Bird, Birder, Birding!
When people think of Africa and experiencing a once in a lifetime safari adventure, the first picture that forms in their mind might be a lion or elephant, or the rest of the Big 5. Perhaps even the hippo and giraffe are on their list and looking out into the wide-open savanna where the land extends as far as the eye can see.
Guests don’t often realise the plethora of other types of wildlife they can submerge themselves in when visiting Kapama Private Game Reserve. As part of the Greater Kruger area, besides the Big 5, the terrain offers a magnificent array of bird life that is sometimes even more impressive.
It might be hard to believe but there are approximately 350 bird species on Kapama and a myriad of smaller species can also be seen here in their natural environment. As a result of this discovery, I’ve had many guests that have left Kapama, and become avid birders after their very first safari experience. They fall in love with the appreciation for Mother Nature and the harmonious union that birding provides.
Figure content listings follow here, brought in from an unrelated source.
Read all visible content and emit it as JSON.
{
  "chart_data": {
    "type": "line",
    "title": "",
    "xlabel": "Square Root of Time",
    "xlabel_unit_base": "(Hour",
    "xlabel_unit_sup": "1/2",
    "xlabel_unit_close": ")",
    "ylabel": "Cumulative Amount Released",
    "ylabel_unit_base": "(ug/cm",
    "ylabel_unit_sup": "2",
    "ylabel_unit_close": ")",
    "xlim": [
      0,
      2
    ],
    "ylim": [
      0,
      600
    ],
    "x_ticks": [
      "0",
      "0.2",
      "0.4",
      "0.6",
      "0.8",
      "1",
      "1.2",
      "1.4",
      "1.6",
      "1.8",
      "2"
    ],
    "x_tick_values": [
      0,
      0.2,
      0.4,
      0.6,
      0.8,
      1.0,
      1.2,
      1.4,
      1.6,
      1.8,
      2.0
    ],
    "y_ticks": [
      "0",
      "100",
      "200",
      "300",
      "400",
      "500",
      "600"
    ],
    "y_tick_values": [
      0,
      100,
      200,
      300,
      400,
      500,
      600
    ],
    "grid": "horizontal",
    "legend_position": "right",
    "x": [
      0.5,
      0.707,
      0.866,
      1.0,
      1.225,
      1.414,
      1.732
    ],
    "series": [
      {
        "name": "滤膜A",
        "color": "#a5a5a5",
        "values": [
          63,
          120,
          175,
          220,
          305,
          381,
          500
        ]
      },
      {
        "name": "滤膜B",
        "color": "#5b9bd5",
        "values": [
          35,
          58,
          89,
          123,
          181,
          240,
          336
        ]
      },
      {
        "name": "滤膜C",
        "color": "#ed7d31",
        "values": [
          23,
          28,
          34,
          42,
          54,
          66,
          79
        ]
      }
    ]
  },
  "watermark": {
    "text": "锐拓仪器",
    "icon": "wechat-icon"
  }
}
One such gem that can be found in our area is the bee-eater. Not too long ago, my guests and I had the pleasure of sitting with 4 different kinds of these interesting birds, feasting away on insects.
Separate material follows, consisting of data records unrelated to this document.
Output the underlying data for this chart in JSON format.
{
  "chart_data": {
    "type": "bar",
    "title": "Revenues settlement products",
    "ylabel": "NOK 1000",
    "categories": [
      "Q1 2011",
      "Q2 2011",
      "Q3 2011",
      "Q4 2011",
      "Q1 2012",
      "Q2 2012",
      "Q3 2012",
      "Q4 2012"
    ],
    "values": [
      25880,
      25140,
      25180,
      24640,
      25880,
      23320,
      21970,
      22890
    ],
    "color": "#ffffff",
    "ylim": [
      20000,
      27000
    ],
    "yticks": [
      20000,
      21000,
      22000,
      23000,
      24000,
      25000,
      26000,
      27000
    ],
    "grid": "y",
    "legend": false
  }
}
Let’s take a look at some interesting facts about these gorgeous birds;
The first one is the European Bee Eater. It is an incredibly colourful bird with an unmistakable appearance. It has a rich chestnut crown that blends into gold on its back. This beautiful and elegant bird looks like a rainbow when flying. They have a range spanning an incredible 11 million square kilometers. Although common in southern Africa It breeds in Europe, mostly in the warmer southern parts, but occasionally as far north as Sweden and Finland, and also in parts of Africa and southern-central Asia. Their diet consists mostly of insects, bees and dragonflies. Before eating a bee, the European bee-eater will remove the sting by repeatedly hitting the insect against a hard surface. Nature truly is miraculous.
The Southern Carmine Bee-Eater is by far one of the more beautiful bird species we find in our area. They are about the same size as a starling. Like other bee-eaters, they are also richly coloured. On sunny days, sunbaths are quite common, while water and dust-bathing activities help rid the birds of ectoparasites. In the late afternoon during the breeding season, they eat sand, snail-shell and other calcium-rich items to increase their calcium levels. They are highly sociable species, gathering in large flocks during breeding season and nest in burrows dug into riverbeds. Their diet is primarily bees and other flying insects.
Next on the list is the White Fronted Bee Eater. Much like other types of bee-eaters they are also richly coloured as well as slender birds. They have a distinctive black mask, white forehead, squaretail and a bright red throat. Their behaviour is rather unique. Only 50% of non-breeders in a colony typically become helpers. Whether or not a bird becomes a helper and to whom it provides aid is heavily dependent on the degree of kinship involved. This species of bee-eaters have been known to face spitting cobras and forage endlessly for bees. They may even delay having young of their own, all to help close relatives raise a clutch of baby birds. Their diet consists mostly of insects, which are almost always honeybees. They catch their food either through rapid flight down from a low tree perch or during a slower hovering flight.
The last type that we witnessed was the Little Bee-eater, which is the smallest of the bee-eater family. As with all species of bee-eaters, they are rich and brightly coloured. It has green upperparts, yellow throat, black gorget, and rich brown upper breast that fade as it reaches the belly. Unlike most bee-eaters, these are solitary nesters, making a tunnel in sandy banks, or even in Aardvark den entrances. Both the male and the female take care of the eggs. They often hunt from low perches, not higher than a meter or maybe even less.
So In the future, if the Big 5 is on your list, experience and appreciate them, as they really are magnificent creatures that are amazing to see in their natural habitat. However, don’t forget about the other species that are often forgotten. Allow yourself to glance up towards the beautiful African sky. Let your eyes scan the trees and shrubs. Ask your ranger to explain some interesting facts and behaviour of all the different types of birds you encounter. Buy a bird book and start ticking off the list of species you have identified. You never know, before long, we might find out that you too have joined the ranks and become a birder!